В таком веселом настроении он явился на радиоприемный центр к своему земляку-радисту, чтобы поделиться с ним последними новостями из дома.

— Эх, — говорил он мечтательно, — тянет меня на «гражданку», по ночам даже спать не могу. Жизнь там сейчас кипит. Вот приеду, надену белую рубашечку с засученными рукавами. Захочу — пойду в кино, захочу — в театр. Нет, лучше пойду к девочке, возьму ее за руку и скажу; «Давай, голубушка, поженимся...»

— Твоя голубушка уже давно, наверно, крюка дала. Нужен ты ей больно. Небось за три года забыл, как с девками обращаются?

— Ничего, другую найдем, — посмеиваясь, отвечал Филимонов, — вот деньжат подзаработаю — приоденусь. Приоденусь — в институт поступлю. Там студенточки знаешь какие есть! Моя бабушка, еще когда я родился, говорила...

Но что говорила его бабушка, Филимонов так и не успел сообщить. Зазвонил телефон. Радист поднял трубку.

— Да. Здесь. Понял. Передам.

— Тебя в роту срочно вызывают, — сказал он Филимонову. — Твой Ершов пропал.

— Как пропал? — Филимонов вскочил, торопливо натянул шинель, ткнулся в дверь. Дверь не поддавалась. Он нажал плечом. Дверь по-прежнему даже не дрогнула.

— Неужто занесло? Да ты смотри, что на улице делается! Ух ты!

Вдвоем они попытались открыть дверь, но, видно, ее здорово замело снегом.

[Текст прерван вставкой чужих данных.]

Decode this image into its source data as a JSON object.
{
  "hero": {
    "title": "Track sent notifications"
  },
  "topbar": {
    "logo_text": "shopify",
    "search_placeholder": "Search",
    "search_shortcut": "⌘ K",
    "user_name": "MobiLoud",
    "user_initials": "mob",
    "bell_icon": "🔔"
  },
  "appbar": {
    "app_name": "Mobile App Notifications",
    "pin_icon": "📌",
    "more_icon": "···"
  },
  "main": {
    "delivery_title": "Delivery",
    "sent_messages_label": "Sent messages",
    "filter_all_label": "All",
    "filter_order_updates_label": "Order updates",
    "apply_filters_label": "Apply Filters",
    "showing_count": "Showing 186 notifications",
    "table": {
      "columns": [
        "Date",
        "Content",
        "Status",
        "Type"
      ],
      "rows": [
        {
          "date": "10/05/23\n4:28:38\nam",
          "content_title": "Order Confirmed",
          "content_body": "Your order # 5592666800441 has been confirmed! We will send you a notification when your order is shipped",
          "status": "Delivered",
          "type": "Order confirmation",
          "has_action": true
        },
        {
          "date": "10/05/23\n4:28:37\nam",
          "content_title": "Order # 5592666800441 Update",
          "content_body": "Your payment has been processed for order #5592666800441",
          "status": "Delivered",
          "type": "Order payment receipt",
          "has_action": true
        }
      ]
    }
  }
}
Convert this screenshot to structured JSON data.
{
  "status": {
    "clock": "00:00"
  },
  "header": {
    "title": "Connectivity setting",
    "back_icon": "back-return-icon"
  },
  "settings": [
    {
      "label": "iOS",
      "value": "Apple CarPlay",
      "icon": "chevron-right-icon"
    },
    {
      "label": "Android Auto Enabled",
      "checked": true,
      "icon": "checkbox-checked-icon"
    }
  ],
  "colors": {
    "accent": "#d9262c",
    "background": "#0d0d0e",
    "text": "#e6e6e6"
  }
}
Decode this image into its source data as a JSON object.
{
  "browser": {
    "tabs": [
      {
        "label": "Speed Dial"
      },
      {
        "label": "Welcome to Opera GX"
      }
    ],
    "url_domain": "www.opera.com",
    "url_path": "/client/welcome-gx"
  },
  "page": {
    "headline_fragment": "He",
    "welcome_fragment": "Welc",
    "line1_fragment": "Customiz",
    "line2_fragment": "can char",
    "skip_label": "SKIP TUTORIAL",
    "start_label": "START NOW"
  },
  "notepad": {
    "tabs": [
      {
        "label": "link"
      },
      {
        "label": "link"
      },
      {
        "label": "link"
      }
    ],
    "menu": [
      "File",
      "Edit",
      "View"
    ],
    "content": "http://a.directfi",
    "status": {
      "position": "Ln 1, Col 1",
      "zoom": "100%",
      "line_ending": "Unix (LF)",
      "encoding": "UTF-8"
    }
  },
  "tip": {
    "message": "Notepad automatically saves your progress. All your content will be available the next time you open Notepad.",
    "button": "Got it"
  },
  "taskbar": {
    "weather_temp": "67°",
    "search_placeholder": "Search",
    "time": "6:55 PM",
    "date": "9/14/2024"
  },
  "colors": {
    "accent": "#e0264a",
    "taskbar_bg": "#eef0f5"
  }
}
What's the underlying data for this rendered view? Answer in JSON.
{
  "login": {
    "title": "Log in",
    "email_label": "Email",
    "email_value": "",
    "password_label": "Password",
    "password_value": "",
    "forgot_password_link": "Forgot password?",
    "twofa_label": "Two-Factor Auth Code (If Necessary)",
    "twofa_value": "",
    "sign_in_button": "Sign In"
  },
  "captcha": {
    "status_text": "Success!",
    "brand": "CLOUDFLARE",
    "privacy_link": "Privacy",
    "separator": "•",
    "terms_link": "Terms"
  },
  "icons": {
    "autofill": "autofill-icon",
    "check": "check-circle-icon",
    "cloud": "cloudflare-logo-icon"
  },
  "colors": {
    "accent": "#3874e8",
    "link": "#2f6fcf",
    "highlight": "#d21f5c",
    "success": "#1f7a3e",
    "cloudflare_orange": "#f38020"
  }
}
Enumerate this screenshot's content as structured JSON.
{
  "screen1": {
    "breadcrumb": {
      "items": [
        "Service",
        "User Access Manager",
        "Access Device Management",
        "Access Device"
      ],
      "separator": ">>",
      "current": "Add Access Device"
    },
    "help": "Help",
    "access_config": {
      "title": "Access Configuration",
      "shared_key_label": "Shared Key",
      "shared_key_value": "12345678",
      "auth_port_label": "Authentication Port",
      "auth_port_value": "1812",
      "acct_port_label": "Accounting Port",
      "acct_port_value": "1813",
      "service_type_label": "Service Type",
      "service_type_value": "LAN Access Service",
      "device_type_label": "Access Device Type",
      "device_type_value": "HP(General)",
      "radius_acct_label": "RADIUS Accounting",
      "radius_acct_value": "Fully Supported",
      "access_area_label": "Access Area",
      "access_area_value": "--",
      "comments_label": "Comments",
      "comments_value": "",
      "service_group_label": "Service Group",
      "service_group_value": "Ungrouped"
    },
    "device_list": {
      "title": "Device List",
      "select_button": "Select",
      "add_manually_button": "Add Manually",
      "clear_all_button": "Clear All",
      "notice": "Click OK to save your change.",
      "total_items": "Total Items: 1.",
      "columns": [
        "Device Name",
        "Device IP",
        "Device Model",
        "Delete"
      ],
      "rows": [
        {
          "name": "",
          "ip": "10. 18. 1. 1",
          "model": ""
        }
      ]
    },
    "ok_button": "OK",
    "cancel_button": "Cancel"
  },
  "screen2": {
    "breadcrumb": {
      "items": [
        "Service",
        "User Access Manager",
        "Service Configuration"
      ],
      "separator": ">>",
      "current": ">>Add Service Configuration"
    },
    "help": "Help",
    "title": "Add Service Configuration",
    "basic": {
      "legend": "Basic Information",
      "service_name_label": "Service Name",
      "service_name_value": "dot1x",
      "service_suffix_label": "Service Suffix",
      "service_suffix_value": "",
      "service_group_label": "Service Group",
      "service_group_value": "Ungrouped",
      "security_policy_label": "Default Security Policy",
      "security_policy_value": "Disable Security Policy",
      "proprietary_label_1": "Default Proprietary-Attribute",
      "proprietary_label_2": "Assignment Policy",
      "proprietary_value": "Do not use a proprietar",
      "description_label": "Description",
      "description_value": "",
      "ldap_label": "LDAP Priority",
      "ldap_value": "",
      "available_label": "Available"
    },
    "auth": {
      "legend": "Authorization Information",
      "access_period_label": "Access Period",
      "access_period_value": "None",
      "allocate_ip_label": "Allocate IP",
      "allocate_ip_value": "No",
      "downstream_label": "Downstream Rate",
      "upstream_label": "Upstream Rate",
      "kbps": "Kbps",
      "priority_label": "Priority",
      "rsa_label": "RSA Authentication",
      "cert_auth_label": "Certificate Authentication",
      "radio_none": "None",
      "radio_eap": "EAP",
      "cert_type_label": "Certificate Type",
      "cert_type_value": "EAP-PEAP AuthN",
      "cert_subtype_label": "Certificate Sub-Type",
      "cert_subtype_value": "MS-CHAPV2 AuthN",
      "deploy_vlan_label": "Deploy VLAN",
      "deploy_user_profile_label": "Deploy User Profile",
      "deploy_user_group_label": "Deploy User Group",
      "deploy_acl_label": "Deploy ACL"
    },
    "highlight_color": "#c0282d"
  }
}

Она только поскрипывала.

— Вот черт! — нервничал Филимонов.

Пришлось звонить в роту, просить, чтобы прислали кого-нибудь помочь отгрести снег.

Когда наконец Филимонов добрался до казармы, там все уже было готово к поискам.

Командир роты торопливо отдавал последние распоряжения. Солдаты, обутые в валенки, в ватных куртках, стояли по трое. Каждой тройке капитан определял маршрут.

— А вы, Филимонов, пойдете со мной. Старшина останется здесь — через каждые десять минут запускает ракету. Сбор через полтора часа. Вопросы есть? Все.

Солдаты подходили к темному проему двери и, шагнув через порог, точно парашютисты-десантники, один за другим исчезали в гудящем снежном потоке.

Командир роты и сержант Филимонов вышли последними. Они шли, держась друг за друга, чтобы не потеряться. Расплывчатое пятно света от карманного фонаря плясало прямо перед ними, дальше луч не пробивался. Время от времени капитан стрелял вверх из пистолета, но в гудении ветра выстрелы звучали глухо, точно елочные хлопушки.